Montag, 13. Mai 2024

Archiv


Eine verpasste Chance

Als Sportmediziner hat Wildor Hollmann zweifellos Geschichte geschrieben. Er machte Karriere an der Deutschen Sporthochschule in Köln, wirkte dort 1969 bis 1971 als Rektor, und er war Präsident des Deutschen und des internationalen Sportärzteverbandes in einer Zeit, in der die Sportmedizin zum integralen Bestandteil des Leistungssports avancierte. Nun, im Alter von 88 Jahren, hat der glänzende Rhetoriker ein Buch über sein bewegtes Leben geschrieben.

Von Erik Eggers | 31.07.2013
    Ein Buch, das auch Interessantes zur Dopinggeschichte birgt. Zum einen berichtet Hollmann über seine militärische Ausbildung im Weltkrieg. In der Luftkriegsschule in Wien habe es vor Nachtflügen stets die sogenannte "Fliegerschokolade" gegeben, die ausgezeichnet und unglaublich lange wach gehalten habe. "Sogar bei einem mehrstündigen Nachtflugdienst wurde man kaum müde. Selbst am Vormittag des nächsten Tages konnte man kaum einschlafen", schreibt Hollmann. Beigemengt war Pervitin, ein hochwirksames Methamphetamin, das in den 1950er Jahren von Sportärzten als "Prototyp" eines Dopingmittels bezeichnet wurde.
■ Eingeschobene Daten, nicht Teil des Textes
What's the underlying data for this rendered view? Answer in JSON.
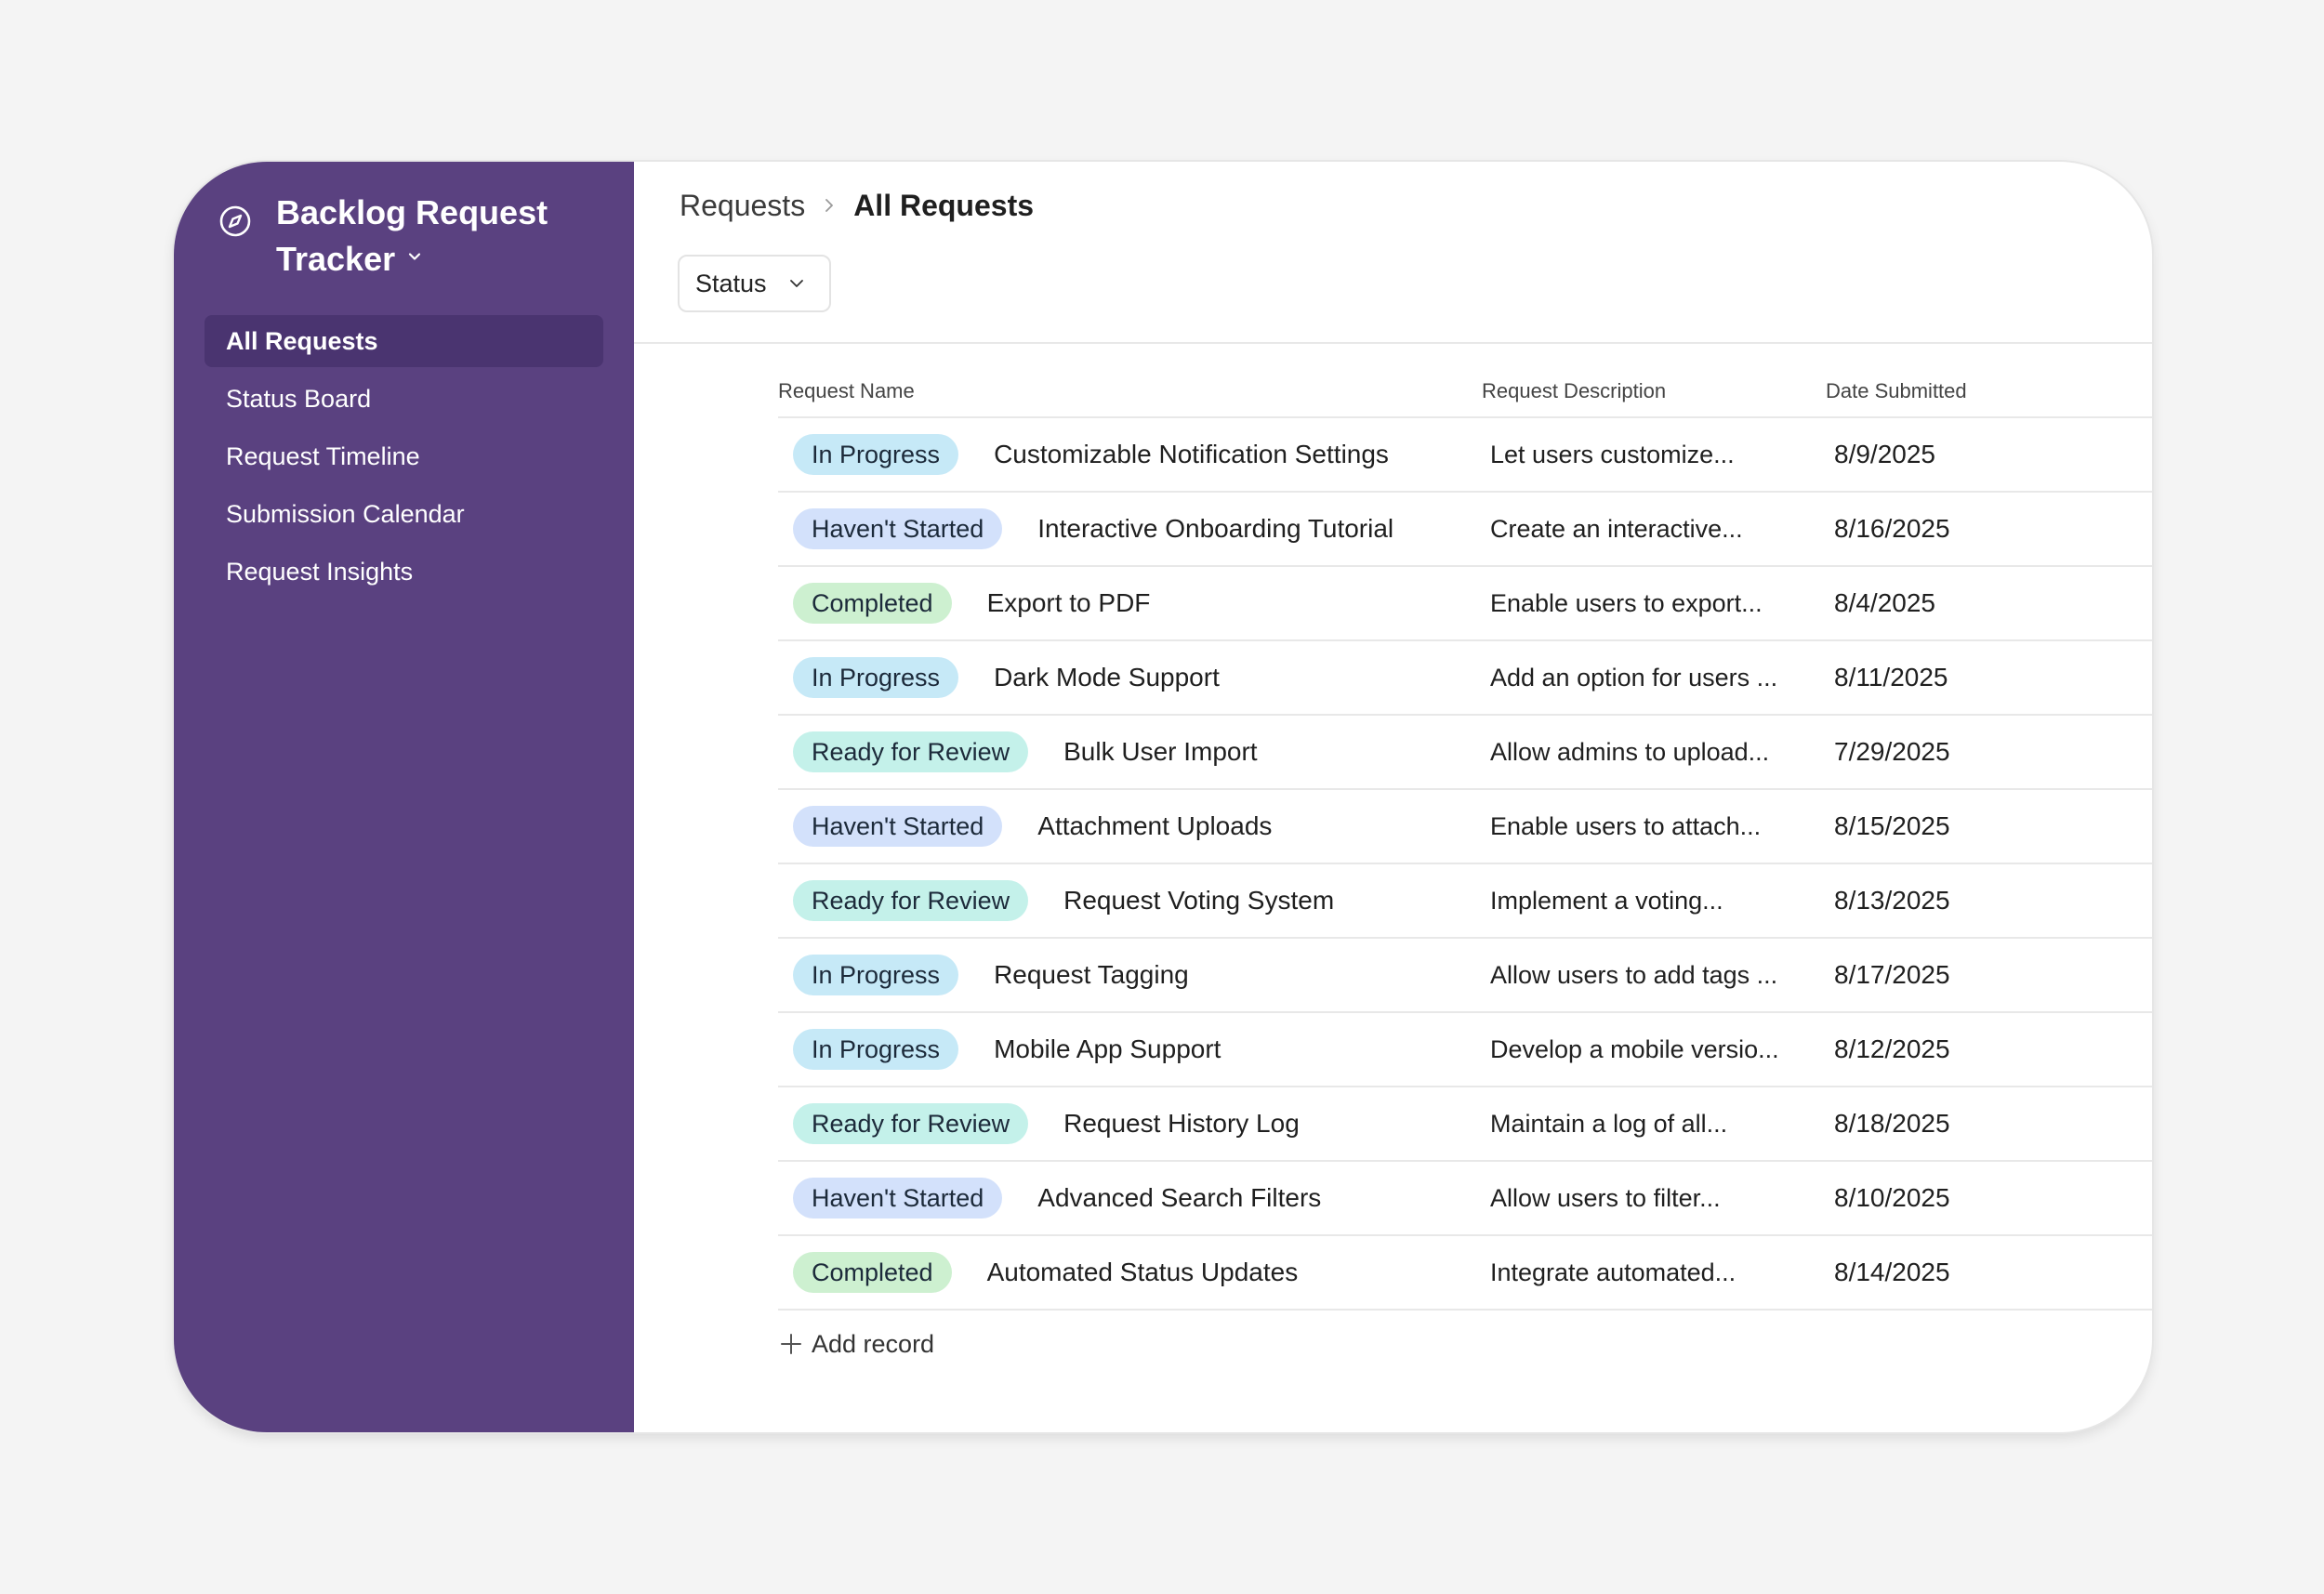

    Bemerkenswerter noch ist Hollmanns Begegnung mit Mike Agostini, einem für Kanada startenden Sprinter aus Trinidad. Dieser habe bei einem Spaziergang im Olympischen Dorf 1960 in Rom plötzlich in die Tasche gegriffen und ihm eine Handvoll blauer Kapseln präsentiert: "Doktor, kennst du diese Pillen? Davon wird man außerordentlich schnell", habe Agostini erläutert. Er, Hollmann, habe das nicht glauben können. Erst später habe er erfahren, dass es sich dabei um das Anabolikum "Dianabol" gehandelt habe, dem ersten Steroid-Klassiker im Leistungssport. Schon in Rom wären laut Agostini Anabolika im US-Leichtathletik-Team verbreitet gewesen.

    Agostini startete allerdings nicht in Rom. Deshalb fand diese Begegnung wohl schon 1959 bei den III. Panamerikanischen Spielen in Chicago statt, an denen Hollmann anlässlich eines Kongresses weilte – demnach war das CIBA-Präparat schon vier Jahre nach Entdeckung dieser chemischen Grundstruktur im internationalen Leistungssport angekommen. In Deutschland wurde es zu dieser Zeit noch klinisch erprobt.

    Die Verbreitung von Hormonen zur Leistungssteigerung machte Hollmann damals nicht öffentlich, zumindest nicht in der Zeitschrift Sportmedizin, die er seit 1959 als Chefredakteur betreute. Damit war eine frühe Chance verpasst, die deutschen Sportärzte darüber zu informieren. Es dauerte bis 1969, bis die Werferin Brigitte Berendonk mit ihrem Text "Züchten wir Monstren?" in der ZEIT die Öffentlichkeit für dieses Thema sensibilisierte.


    ___
    Besprochenes Buch:
    Hollmann, Wildor: Ziel und Zufall. Ein bewegtes Leben. Sportverlag Strauß, Köln 2013, 390 Seiten, 44 Euro.